1、Growth and developmental changes

In addition to the delayed growth and development of the body, the patient has delayed intellectual development, pku guidelines especially for language development disorder is more obvious.

If not effectively controlled and treated in a timely manner, it will bring great impact and damage to the patient's central nervous network, and will even continue to become severe or moderate mental abnormalities

2、Skin and hair abnormalities

The skin is usually dry and white, with eczema and skin scratches, as well as light brown hair.

3, abnormal body odor

Phenylalanine from another important pathway, then can produce phenyl lactic acid and phenylacetic acid, and from sweat and urine excretion, the patient will feel a rat urine odor.
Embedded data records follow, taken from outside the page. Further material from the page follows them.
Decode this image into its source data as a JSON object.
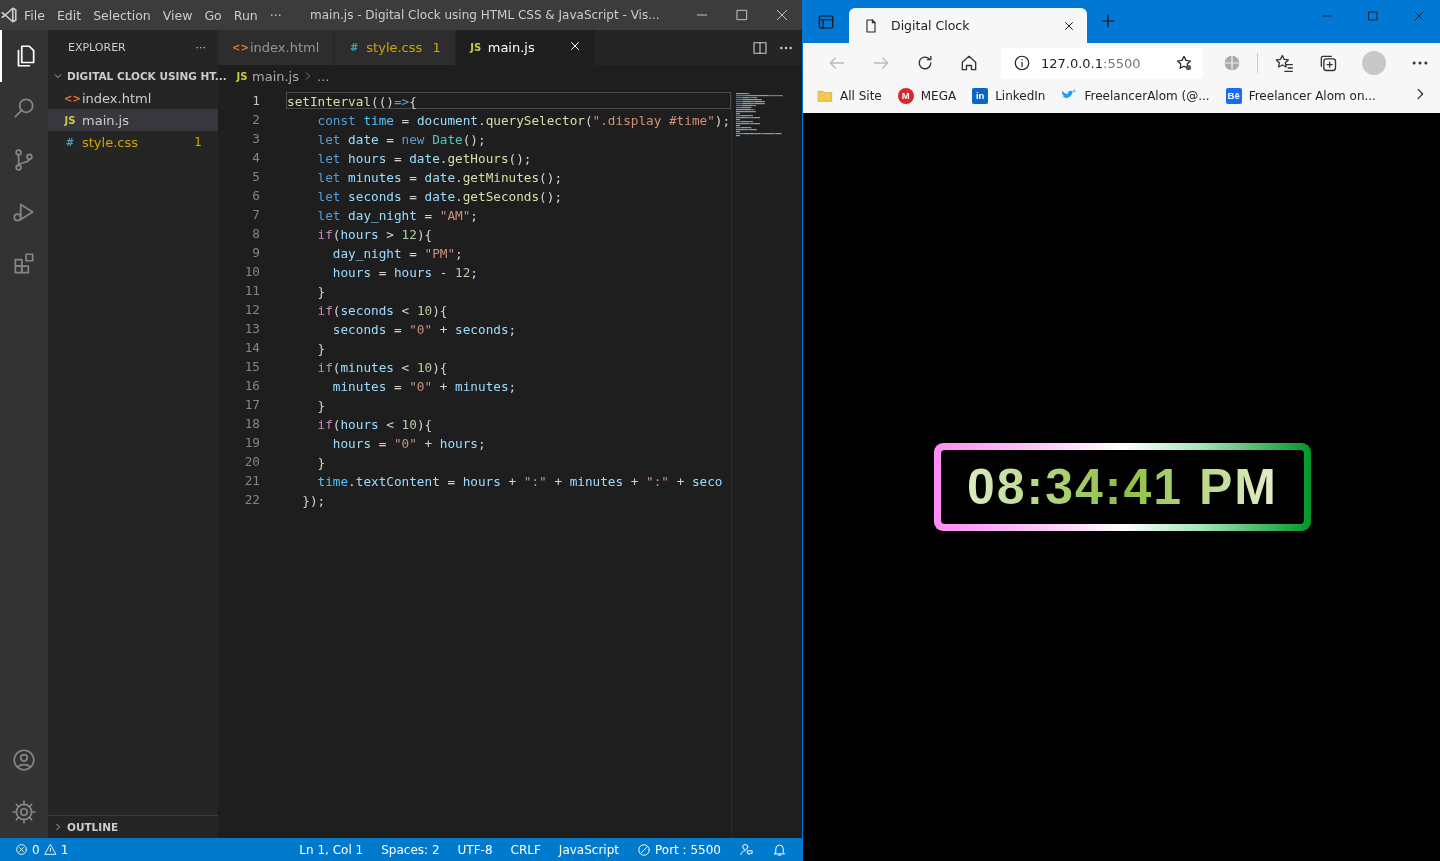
{
  "vscode": {
    "title": "main.js - Digital Clock using HTML CSS & JavaScript - Vis...",
    "menu": [
      "File",
      "Edit",
      "Selection",
      "View",
      "Go",
      "Run",
      "···"
    ],
    "activity": [
      {
        "kind": "files",
        "selected": true
      },
      {
        "kind": "search",
        "selected": false
      },
      {
        "kind": "scm",
        "selected": false
      },
      {
        "kind": "run",
        "selected": false
      },
      {
        "kind": "extensions",
        "selected": false
      }
    ],
    "explorer": {
      "title": "EXPLORER",
      "more": "···",
      "folder": {
        "label": "DIGITAL CLOCK USING HT...",
        "expanded": true
      },
      "files": [
        {
          "name": "index.html",
          "glyph": "<>",
          "kind": "html",
          "selected": false
        },
        {
          "name": "main.js",
          "glyph": "JS",
          "kind": "js",
          "selected": true
        },
        {
          "name": "style.css",
          "glyph": "#",
          "kind": "css",
          "selected": false,
          "problems": "1"
        }
      ],
      "outline": {
        "label": "OUTLINE",
        "expanded": false
      }
    },
    "tabs": [
      {
        "label": "index.html",
        "glyph": "<>",
        "kind": "html",
        "selected": false
      },
      {
        "label": "style.css",
        "glyph": "#",
        "kind": "css",
        "selected": false,
        "problems": "1"
      },
      {
        "label": "main.js",
        "glyph": "JS",
        "kind": "js",
        "selected": true
      }
    ],
    "breadcrumb": {
      "glyph": "JS",
      "file": "main.js",
      "rest": "..."
    },
    "code": [
      {
        "number": "1",
        "current": true,
        "tokens": [
          {
            "kind": "fn",
            "text": "setInterval"
          },
          {
            "kind": "p",
            "text": "(()"
          },
          {
            "kind": "kw",
            "text": "=>"
          },
          {
            "kind": "p",
            "text": "{"
          }
        ]
      },
      {
        "number": "2",
        "current": false,
        "tokens": [
          {
            "kind": "kw",
            "text": "    const "
          },
          {
            "kind": "const",
            "text": "time"
          },
          {
            "kind": "p",
            "text": " = "
          },
          {
            "kind": "var",
            "text": "document"
          },
          {
            "kind": "p",
            "text": "."
          },
          {
            "kind": "fn",
            "text": "querySelector"
          },
          {
            "kind": "p",
            "text": "("
          },
          {
            "kind": "str",
            "text": "\".display #time\""
          },
          {
            "kind": "p",
            "text": ");"
          }
        ]
      },
      {
        "number": "3",
        "current": false,
        "tokens": [
          {
            "kind": "kw",
            "text": "    let "
          },
          {
            "kind": "var",
            "text": "date"
          },
          {
            "kind": "p",
            "text": " = "
          },
          {
            "kind": "kw",
            "text": "new "
          },
          {
            "kind": "cls",
            "text": "Date"
          },
          {
            "kind": "p",
            "text": "();"
          }
        ]
      },
      {
        "number": "4",
        "current": false,
        "tokens": [
          {
            "kind": "kw",
            "text": "    let "
          },
          {
            "kind": "var",
            "text": "hours"
          },
          {
            "kind": "p",
            "text": " = "
          },
          {
            "kind": "var",
            "text": "date"
          },
          {
            "kind": "p",
            "text": "."
          },
          {
            "kind": "fn",
            "text": "getHours"
          },
          {
            "kind": "p",
            "text": "();"
          }
        ]
      },
      {
        "number": "5",
        "current": false,
        "tokens": [
          {
            "kind": "kw",
            "text": "    let "
          },
          {
            "kind": "var",
            "text": "minutes"
          },
          {
            "kind": "p",
            "text": " = "
          },
          {
            "kind": "var",
            "text": "date"
          },
          {
            "kind": "p",
            "text": "."
          },
          {
            "kind": "fn",
            "text": "getMinutes"
          },
          {
            "kind": "p",
            "text": "();"
          }
        ]
      },
      {
        "number": "6",
        "current": false,
        "tokens": [
          {
            "kind": "kw",
            "text": "    let "
          },
          {
            "kind": "var",
            "text": "seconds"
          },
          {
            "kind": "p",
            "text": " = "
          },
          {
            "kind": "var",
            "text": "date"
          },
          {
            "kind": "p",
            "text": "."
          },
          {
            "kind": "fn",
            "text": "getSeconds"
          },
          {
            "kind": "p",
            "text": "();"
          }
        ]
      },
      {
        "number": "7",
        "current": false,
        "tokens": [
          {
            "kind": "kw",
            "text": "    let "
          },
          {
            "kind": "var",
            "text": "day_night"
          },
          {
            "kind": "p",
            "text": " = "
          },
          {
            "kind": "str",
            "text": "\"AM\""
          },
          {
            "kind": "p",
            "text": ";"
          }
        ]
      },
      {
        "number": "8",
        "current": false,
        "tokens": [
          {
            "kind": "ctrl",
            "text": "    if"
          },
          {
            "kind": "p",
            "text": "("
          },
          {
            "kind": "var",
            "text": "hours"
          },
          {
            "kind": "p",
            "text": " > "
          },
          {
            "kind": "num",
            "text": "12"
          },
          {
            "kind": "p",
            "text": "){"
          }
        ]
      },
      {
        "number": "9",
        "current": false,
        "tokens": [
          {
            "kind": "var",
            "text": "      day_night"
          },
          {
            "kind": "p",
            "text": " = "
          },
          {
            "kind": "str",
            "text": "\"PM\""
          },
          {
            "kind": "p",
            "text": ";"
          }
        ]
      },
      {
        "number": "10",
        "current": false,
        "tokens": [
          {
            "kind": "var",
            "text": "      hours"
          },
          {
            "kind": "p",
            "text": " = "
          },
          {
            "kind": "var",
            "text": "hours"
          },
          {
            "kind": "p",
            "text": " - "
          },
          {
            "kind": "num",
            "text": "12"
          },
          {
            "kind": "p",
            "text": ";"
          }
        ]
      },
      {
        "number": "11",
        "current": false,
        "tokens": [
          {
            "kind": "p",
            "text": "    }"
          }
        ]
      },
      {
        "number": "12",
        "current": false,
        "tokens": [
          {
            "kind": "ctrl",
            "text": "    if"
          },
          {
            "kind": "p",
            "text": "("
          },
          {
            "kind": "var",
            "text": "seconds"
          },
          {
            "kind": "p",
            "text": " < "
          },
          {
            "kind": "num",
            "text": "10"
          },
          {
            "kind": "p",
            "text": "){"
          }
        ]
      },
      {
        "number": "13",
        "current": false,
        "tokens": [
          {
            "kind": "var",
            "text": "      seconds"
          },
          {
            "kind": "p",
            "text": " = "
          },
          {
            "kind": "str",
            "text": "\"0\""
          },
          {
            "kind": "p",
            "text": " + "
          },
          {
            "kind": "var",
            "text": "seconds"
          },
          {
            "kind": "p",
            "text": ";"
          }
        ]
      },
      {
        "number": "14",
        "current": false,
        "tokens": [
          {
            "kind": "p",
            "text": "    }"
          }
        ]
      },
      {
        "number": "15",
        "current": false,
        "tokens": [
          {
            "kind": "ctrl",
            "text": "    if"
          },
          {
            "kind": "p",
            "text": "("
          },
          {
            "kind": "var",
            "text": "minutes"
          },
          {
            "kind": "p",
            "text": " < "
          },
          {
            "kind": "num",
            "text": "10"
          },
          {
            "kind": "p",
            "text": "){"
          }
        ]
      },
      {
        "number": "16",
        "current": false,
        "tokens": [
          {
            "kind": "var",
            "text": "      minutes"
          },
          {
            "kind": "p",
            "text": " = "
          },
          {
            "kind": "str",
            "text": "\"0\""
          },
          {
            "kind": "p",
            "text": " + "
          },
          {
            "kind": "var",
            "text": "minutes"
          },
          {
            "kind": "p",
            "text": ";"
          }
        ]
      },
      {
        "number": "17",
        "current": false,
        "tokens": [
          {
            "kind": "p",
            "text": "    }"
          }
        ]
      },
      {
        "number": "18",
        "current": false,
        "tokens": [
          {
            "kind": "ctrl",
            "text": "    if"
          },
          {
            "kind": "p",
            "text": "("
          },
          {
            "kind": "var",
            "text": "hours"
          },
          {
            "kind": "p",
            "text": " < "
          },
          {
            "kind": "num",
            "text": "10"
          },
          {
            "kind": "p",
            "text": "){"
          }
        ]
      },
      {
        "number": "19",
        "current": false,
        "tokens": [
          {
            "kind": "var",
            "text": "      hours"
          },
          {
            "kind": "p",
            "text": " = "
          },
          {
            "kind": "str",
            "text": "\"0\""
          },
          {
            "kind": "p",
            "text": " + "
          },
          {
            "kind": "var",
            "text": "hours"
          },
          {
            "kind": "p",
            "text": ";"
          }
        ]
      },
      {
        "number": "20",
        "current": false,
        "tokens": [
          {
            "kind": "p",
            "text": "    }"
          }
        ]
      },
      {
        "number": "21",
        "current": false,
        "tokens": [
          {
            "kind": "const",
            "text": "    time"
          },
          {
            "kind": "p",
            "text": "."
          },
          {
            "kind": "var",
            "text": "textContent"
          },
          {
            "kind": "p",
            "text": " = "
          },
          {
            "kind": "var",
            "text": "hours"
          },
          {
            "kind": "p",
            "text": " + "
          },
          {
            "kind": "str",
            "text": "\":\""
          },
          {
            "kind": "p",
            "text": " + "
          },
          {
            "kind": "var",
            "text": "minutes"
          },
          {
            "kind": "p",
            "text": " + "
          },
          {
            "kind": "str",
            "text": "\":\""
          },
          {
            "kind": "p",
            "text": " + "
          },
          {
            "kind": "var",
            "text": "seco"
          }
        ]
      },
      {
        "number": "22",
        "current": false,
        "tokens": [
          {
            "kind": "p",
            "text": "  });"
          }
        ]
      }
    ],
    "status": {
      "errors": "0",
      "warnings": "1",
      "items": [
        "Ln 1, Col 1",
        "Spaces: 2",
        "UTF-8",
        "CRLF",
        "JavaScript"
      ],
      "port": "Port : 5500"
    }
  },
  "browser": {
    "tab": {
      "title": "Digital Clock"
    },
    "address": {
      "host": "127.0.0.1",
      "port": ":5500"
    },
    "bookmarks": [
      {
        "kind": "folder",
        "label": "All Site"
      },
      {
        "kind": "mega",
        "glyph": "M",
        "label": "MEGA"
      },
      {
        "kind": "linkedin",
        "glyph": "in",
        "label": "LinkedIn"
      },
      {
        "kind": "twitter",
        "label": "FreelancerAlom (@..."
      },
      {
        "kind": "behance",
        "glyph": "Bē",
        "label": "Freelancer Alom on..."
      }
    ],
    "clock": {
      "time": "08:34:41 PM"
    }
  }
}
4. Neurological manifestations

This is the main damage of phenylketonuria, which takes precedence over intellectual development and is accompanied by abnormal neurological behavior, such as excitement, hyperactivity, drowsiness, depression, seizure symptoms.

A small number of patients show increased muscle tension, tendon radiation, 80% of patients show abnormal EEG symptoms, black hole lack of neurological symptoms earlier and more severe, often found in the muscle tension significantly reduced, drowsiness, convulsions.

If not treated in time, death can occur in early childhood.